8. The metacercaria on vegetation may survive one year at low temperatures but two to three weeks at 25 °C.
Transference to Final (definitive) Host (sheep):
When the sheep feeds on metacercaria infested green plants or water plants, the metacercaria larva enters the gut. Here the cyst wall of the larva dissolves and the young fluke liberates. The cyst wall is dissolved by a lytic enzyme of the worm which destroys the mucopolysaccharide layers of the cyst, and other factors are higher temperature (38 °C), a high CO2 tension, low redox potential, and also bile help for excitement. The young fluke penetrates the wall of the intestine and finally migrates to the bile duct where it grows into an adult fluke.

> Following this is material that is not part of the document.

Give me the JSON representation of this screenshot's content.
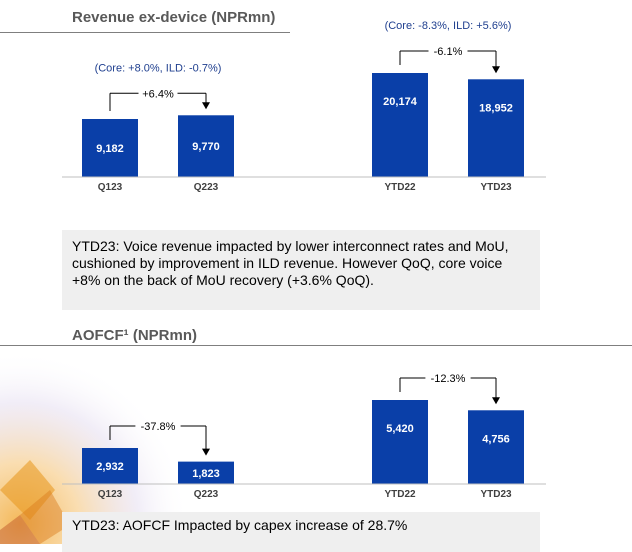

They attain sexual maturity and begin to lay eggs 12-14 weeks after ingestion. They can live in the final host’s body for several years and a new cycle begins with the liberation of eggs.
Alternation of Generations of Liver Fluke:
The life cycle of Liver Fluke represents an alternation of generations. In Fasciola alternation takes place between sexual and a series of parthenogenetic generations (larval). Here sexual generation is represented by adult Fasciola and larval generations reproduce asexually by parthenogenesis called heterogamy. Sporocysts and redia develop parthenogenetically.

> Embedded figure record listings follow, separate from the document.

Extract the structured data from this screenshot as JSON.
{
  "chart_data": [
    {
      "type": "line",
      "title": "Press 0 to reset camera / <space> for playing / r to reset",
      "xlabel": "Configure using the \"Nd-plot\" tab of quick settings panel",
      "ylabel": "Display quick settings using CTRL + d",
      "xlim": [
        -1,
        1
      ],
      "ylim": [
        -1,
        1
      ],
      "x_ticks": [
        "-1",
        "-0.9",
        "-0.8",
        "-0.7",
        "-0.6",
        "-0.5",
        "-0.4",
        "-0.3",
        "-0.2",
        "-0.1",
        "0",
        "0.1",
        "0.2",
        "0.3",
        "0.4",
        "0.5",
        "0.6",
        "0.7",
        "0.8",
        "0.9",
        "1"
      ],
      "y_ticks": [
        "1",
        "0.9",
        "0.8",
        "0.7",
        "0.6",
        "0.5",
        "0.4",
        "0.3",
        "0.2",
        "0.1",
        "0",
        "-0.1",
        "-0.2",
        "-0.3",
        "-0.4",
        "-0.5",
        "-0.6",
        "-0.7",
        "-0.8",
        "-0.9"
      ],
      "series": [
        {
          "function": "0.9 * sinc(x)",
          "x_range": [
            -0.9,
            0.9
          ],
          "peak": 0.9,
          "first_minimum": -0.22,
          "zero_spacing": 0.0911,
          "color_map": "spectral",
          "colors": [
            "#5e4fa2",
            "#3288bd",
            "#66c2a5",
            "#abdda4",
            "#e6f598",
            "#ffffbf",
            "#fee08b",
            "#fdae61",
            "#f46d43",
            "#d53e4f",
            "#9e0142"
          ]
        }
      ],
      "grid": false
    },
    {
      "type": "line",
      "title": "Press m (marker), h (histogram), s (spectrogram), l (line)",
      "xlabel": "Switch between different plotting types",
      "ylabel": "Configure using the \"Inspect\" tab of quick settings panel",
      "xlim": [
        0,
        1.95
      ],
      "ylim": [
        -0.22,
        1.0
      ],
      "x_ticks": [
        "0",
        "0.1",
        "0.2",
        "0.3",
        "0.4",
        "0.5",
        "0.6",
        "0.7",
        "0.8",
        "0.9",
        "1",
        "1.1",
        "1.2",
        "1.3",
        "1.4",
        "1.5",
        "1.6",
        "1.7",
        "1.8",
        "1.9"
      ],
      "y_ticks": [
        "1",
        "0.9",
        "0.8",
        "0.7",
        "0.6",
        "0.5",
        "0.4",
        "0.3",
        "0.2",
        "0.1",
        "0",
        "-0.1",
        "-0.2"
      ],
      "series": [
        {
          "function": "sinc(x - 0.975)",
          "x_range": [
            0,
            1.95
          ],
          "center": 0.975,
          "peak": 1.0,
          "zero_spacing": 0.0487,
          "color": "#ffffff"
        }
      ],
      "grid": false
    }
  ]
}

9. Pathogenicity of Liver Fluke (Effect on the Host):
When sheep or cattle swallow the metacercariae infested water vegetation during grazing, the metacercariae become excysted in duodenum and migrate towards bile duct, penetrating the intestinal wall.
During sojourn in the liver, the young liver fluke actively consumes the tissue of liver causing a disease/called liver rot or fascioliasis. The adult F. hepatica live within the bile duct causing the inflammation in the bile ducts and the epithelium of the bile ducts are destroyed.

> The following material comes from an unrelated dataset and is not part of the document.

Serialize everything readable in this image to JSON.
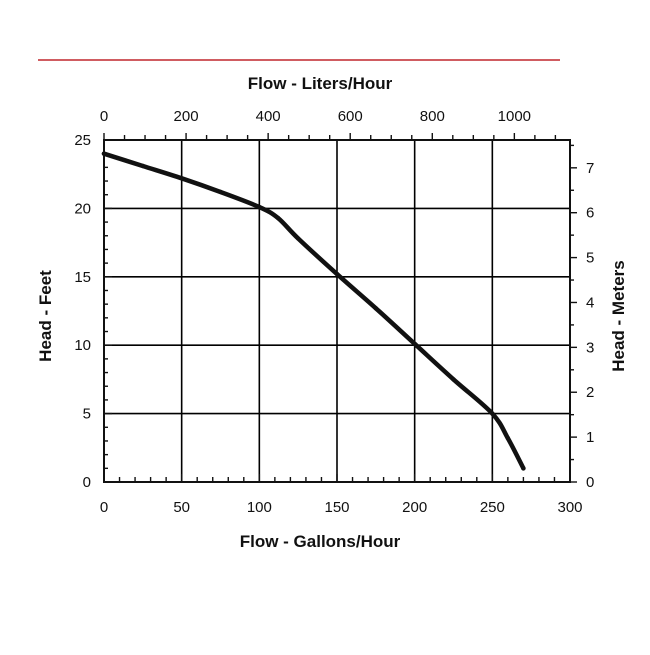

Humans become infected when they eat salads prepared by vegetables, particularly by watercress. When the excysted young liver flukes pass through the liver, consume the liver tissue causing the liver rot. The people of Lebanon and Syria prefers to a consumption of rotton liver of sheep which suffer a disease known as pharyngeal fascioliasis.
10. Clinical Features and Treatment of Disease Caused by Liver Fluke:
The liver rot is a common disease of sheep and cattle. The symptoms appear about one month after infection. The symptoms are dullness, swelling of the abdomen, loss of weight, and sockets become pale and ultimately the animal dies.
The fascioliasis in humans is characterised by acute hepatic pain, continued high fever about 3 months and coughing during the initial stages. During severe infestation, there causes enlargement of liver and spleen; eosinophilia and jaundice appear.
Treatment:
In sheep and cattle, oral administration of hexachloroethane and carbon tetrachloride are useful to kill the parasites. Human fascioliasis are treated by intramuscular injections of emetine hydrochloride for 10 days.
To eradicate the intermediate hosts, copper sulphate and pentachlorophenate can be used in the ponds, streams or in other snail’s habitats, which may kill the snail hosts.